What about Yugoslavia and Ukraine? Also calling the cold war "peace" is a bit stretch.

Edit: additionally just because countries are "better off" does not mean they should happily agree to every new power grab by Brussels. Some ex-soviet republics were also better off than before they "joined".


What are you talking about? Yugoslavia and Ukraine are not part of the EU and they are not that well off either. What ex-soviet republics were better off before they joined the EU? Most of them were still recovering from communism.

As soon as the EU falls apart you will see everyone feeling cheated or oppressed by its neighbour for all kind of reasons not to mention territorial reclaims. War will be inevitable. The big powers will profit most(Russia, China and the US).


The parent said "peace on the continent". Last I checked, Ukraine and Yugoslavia are part of Europe.

For "better off" - apologies for being unclear - I didn't mean joining the EU. I was making the comparison that the same was true for countries that were (forcefully) joined into the Soviet union in mid 20th century.


Setting aside what will surely be a torrent of what-abouts, the parent's point about the US federal (lack-of-)authority seems like an example of a better system.

(First what-about: the election system is related to but distinct from the ability of the Federal gov to force state-level laws)


> The US federal government can pass laws directly binding on the citizens of every state, but cannot compel state governments to pass and enforce particular laws.

Only in theory.

See the National Minimum Drinking Age Act[0] for an example of when the Federal Government forced states to enforce a age 21 drinking minimum. When an entity controls the purse strings limits on their power are largely theoretical.

PS - Yes it is constitutional[1]

[0] https://en.wikipedia.org/wiki/National_Minimum_Drinking_Age_...

[1] https://en.wikipedia.org/wiki/South_Dakota_v._Dole


The National Minimum Drinking Age Act didn't "force states" to do anything. It provided that the federal government would withhold 10% of highway funds if states did not enact a drinking age of 21--it had to use a carrot/stick approach precisely because the federal government could not directly compel states to legislate.

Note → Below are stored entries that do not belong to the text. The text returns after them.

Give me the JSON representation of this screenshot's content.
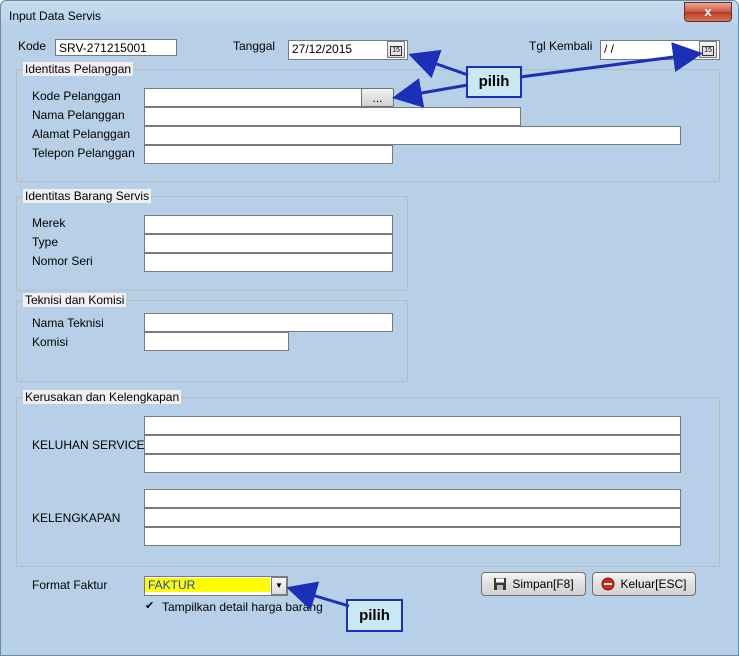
{
  "window": {
    "title": "Input Data Servis",
    "close_symbol": "x"
  },
  "header": {
    "kode_label": "Kode",
    "kode_value": "SRV-271215001",
    "tanggal_label": "Tanggal",
    "tanggal_value": "27/12/2015",
    "kembali_label": "Tgl Kembali",
    "kembali_value": "/  /"
  },
  "pelanggan": {
    "legend": "Identitas Pelanggan",
    "kode_label": "Kode Pelanggan",
    "kode_value": "",
    "browse_label": "...",
    "nama_label": "Nama Pelanggan",
    "nama_value": "",
    "alamat_label": "Alamat Pelanggan",
    "alamat_value": "",
    "telepon_label": "Telepon Pelanggan",
    "telepon_value": ""
  },
  "barang": {
    "legend": "Identitas Barang Servis",
    "merek_label": "Merek",
    "merek_value": "",
    "type_label": "Type",
    "type_value": "",
    "seri_label": "Nomor Seri",
    "seri_value": ""
  },
  "teknisi": {
    "legend": "Teknisi dan Komisi",
    "nama_label": "Nama Teknisi",
    "nama_value": "",
    "komisi_label": "Komisi",
    "komisi_value": ""
  },
  "kerusakan": {
    "legend": "Kerusakan dan Kelengkapan",
    "keluhan_label": "KELUHAN SERVICE",
    "kelengkapan_label": "KELENGKAPAN"
  },
  "footer": {
    "format_label": "Format Faktur",
    "format_value": "FAKTUR",
    "detail_label": "Tampilkan detail harga barang",
    "detail_checked": "✔",
    "simpan_label": "Simpan[F8]",
    "keluar_label": "Keluar[ESC]"
  },
  "callouts": {
    "pilih_top": "pilih",
    "pilih_bottom": "pilih"
  },
  "colors": {
    "format_highlight": "#ffff00",
    "callout_border": "#1b2fb8",
    "callout_fill": "#c9e8f4"
  }
}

That distinction, moreover, is not "theoretical"--it is a limit on federal power that has real teeth. In NFIB v. Sebelius, a majority of the Supreme Court (7-2, on that point) held that ACA's Medicaid expansion was "unconstitutionally coercive" because it would allow the federal government to withdraw all of a state's Medicaid funding if the state did not expand Medicaid eligibility under state law.

Gay marriage, drugs, and immigration are other significant areas where states have used their prerogatives to depart from and refuse to enforce federal law.


>Indeed, EU members lack the sovereignty even of U.S. states.

Unlike the US, EU member states are free to leave if they wish. See also: Brexit.


I feel like "you're free to leave" is not a good response to most issues with government and member states. It misses the point of the question if the law or structure in question is appropriate.

I get what you mean by a difference between a US state and the EU... but that difference doesn't address the issue.


Do you mean that the federal laws can be ignored by individual US states? Was DMCA "accepted" by all the states of America?


This is called sovereignity ala EU. EU countries are sovereign - to pass laws they do not want or agree with, under the threat of sanctions by the EU.


It sounds like what the other person cited indicates that that your statement is not entirely accurate.